Accenture Sells Portfolio as Questions Swirl About Tax Haven Status E-zine Staff

NEW YORK -- In a week in which it sold its venture and investment portfolio, Accenture also faced tough questions about its tax exempt status as Congress considers barring federal contracts to companies that acquired an offshore address simply to cut their American taxes.

On Tuesday, Accenture, the consulting firm that in 2001 formally split off from Andersen, announced that it had reached an agreement to sell its venture and investment portfolio to CIBC World Markets, the investment and merchant banking arm of Toronto-based Canadian Imperial Bank of Commerce.

The terms of the transaction were not disclosed.

According to a company press release, Accenture will retain a 5 percent stake in the portfolio, which is comprised of approximately 80 early- and mid-stage technology companies, primarily in the software area. Accenture will continue its existing alliances and client relationships with companies in the portfolio.

"The transaction is an attractive investment opportunity for CIBC World Markets' Merchant Banking Group," said Ken Kilgour, executive vice president of portfolio management and chairman, CIBC Capital Partners, according to Reuters.

Accenture said it decided to sell substantially all of its investment portfolio to reduce volatility in future earnings and will discontinue direct venture capital investing. The company said it will no longer accept illiquid securities from clients or alliance partners.

Accenture also confirmed on Tuesday that pay cuts were in the future, the Financial Times reported. An internal memo had earlier outlined cuts in partner salaries of 7-8 percent for the year starting in September. In addition, the New York Post reported Tuesday that Accenture will also feeze the pay of most of its U.S. employees.

Last month after the consulting firm reported flat revenue growth, Accenture said it would fire 1,000 employees and cut stock options tied to employees performance. The Post also reported Tuesday that in an effort to cut additional costs last month, the company put six floors of its Manhattan office on Sixth Avenue up for sublease. Accenture had just rented the office in November.

Accenture is also at risk of losing hundreds of millions of dollars in revenue unless it can persuade lawmakers that it is different from other companies that recently established official headquarters in Bermuda and other tax havens, The New York Times reported Tuesday. Accenture counted on the federal, state and local governments in the United States for $684 million of its $11.4 billion of revenue in the year ended last Aug. 31.

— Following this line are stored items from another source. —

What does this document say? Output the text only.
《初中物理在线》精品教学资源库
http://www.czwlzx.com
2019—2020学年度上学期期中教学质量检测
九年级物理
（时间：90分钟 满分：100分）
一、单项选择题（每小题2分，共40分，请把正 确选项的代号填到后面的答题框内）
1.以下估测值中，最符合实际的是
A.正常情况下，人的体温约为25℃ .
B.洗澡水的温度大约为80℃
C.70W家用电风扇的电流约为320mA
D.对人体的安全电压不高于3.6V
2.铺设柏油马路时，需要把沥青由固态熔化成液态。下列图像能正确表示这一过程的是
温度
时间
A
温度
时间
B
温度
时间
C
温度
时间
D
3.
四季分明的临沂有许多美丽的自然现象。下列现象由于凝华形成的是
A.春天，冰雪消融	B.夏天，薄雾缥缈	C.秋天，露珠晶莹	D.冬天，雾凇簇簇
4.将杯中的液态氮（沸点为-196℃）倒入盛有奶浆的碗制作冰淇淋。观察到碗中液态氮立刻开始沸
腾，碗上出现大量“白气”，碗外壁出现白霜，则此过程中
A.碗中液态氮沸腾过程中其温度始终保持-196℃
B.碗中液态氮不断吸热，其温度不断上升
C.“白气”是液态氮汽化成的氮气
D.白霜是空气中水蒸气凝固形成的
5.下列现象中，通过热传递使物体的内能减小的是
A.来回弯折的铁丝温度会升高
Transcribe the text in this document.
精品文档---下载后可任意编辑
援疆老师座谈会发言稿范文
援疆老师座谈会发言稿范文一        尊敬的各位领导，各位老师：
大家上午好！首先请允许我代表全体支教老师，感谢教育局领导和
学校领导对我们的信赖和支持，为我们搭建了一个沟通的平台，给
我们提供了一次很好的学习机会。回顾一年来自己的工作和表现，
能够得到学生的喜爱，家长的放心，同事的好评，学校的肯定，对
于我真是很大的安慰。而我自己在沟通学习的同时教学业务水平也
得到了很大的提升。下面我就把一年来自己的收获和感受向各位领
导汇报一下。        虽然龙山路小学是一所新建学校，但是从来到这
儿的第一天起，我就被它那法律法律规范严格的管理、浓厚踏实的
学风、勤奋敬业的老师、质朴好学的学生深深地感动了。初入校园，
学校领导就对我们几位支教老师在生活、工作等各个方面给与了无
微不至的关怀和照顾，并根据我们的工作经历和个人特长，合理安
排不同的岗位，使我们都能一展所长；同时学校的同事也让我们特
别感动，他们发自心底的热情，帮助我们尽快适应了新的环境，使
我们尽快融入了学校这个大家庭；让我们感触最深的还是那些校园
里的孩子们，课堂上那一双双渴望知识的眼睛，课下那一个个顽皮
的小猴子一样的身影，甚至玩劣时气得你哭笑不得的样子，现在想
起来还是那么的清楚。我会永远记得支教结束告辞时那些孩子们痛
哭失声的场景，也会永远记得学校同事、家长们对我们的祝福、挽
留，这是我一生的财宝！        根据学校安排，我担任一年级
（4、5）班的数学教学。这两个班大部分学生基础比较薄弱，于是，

Last week, the Senate voted to bar companies that move to countries considered offshore tax havens from winning military contracts, The Times reported. Accenture has so far received $144 million in military and homeland security-related contracts

"If a U.S. company wants to bid for a contract for U.S. defense work, it should not renounce its corporate citizenship for a tax break," said Sen. Paul Wellstone, D- Minn, who sponsored the military spending bill amendment that would prohibit any company that reincorporated after Dec. 31, 2001, in designated tax havens from receiving Pentagon contracts.

Accenture maintains that it has been unfairly caught up in criticism of companies that moved offshore to reduce or eliminate taxes to the United States on profits earned in America.

"Accenture never was an American company," said Roxanne Taylor, its director of corporate communications. Taylor added that Andersen Consulting, as Accenture was known before the breakup, was a network of partnerships, corporations and other business structures, all of which were folded into Accenture when it was born in Bermuda 18 months ago.

Taylor said that not only was Accenture never "reincorporated" in Bermuda but that it essentially has no real headquarters at all. Instead, it is akin to a "virtual corporation," with more than 2,500 stock-owning partners in 47 countries. In Bermuda it has just three employees.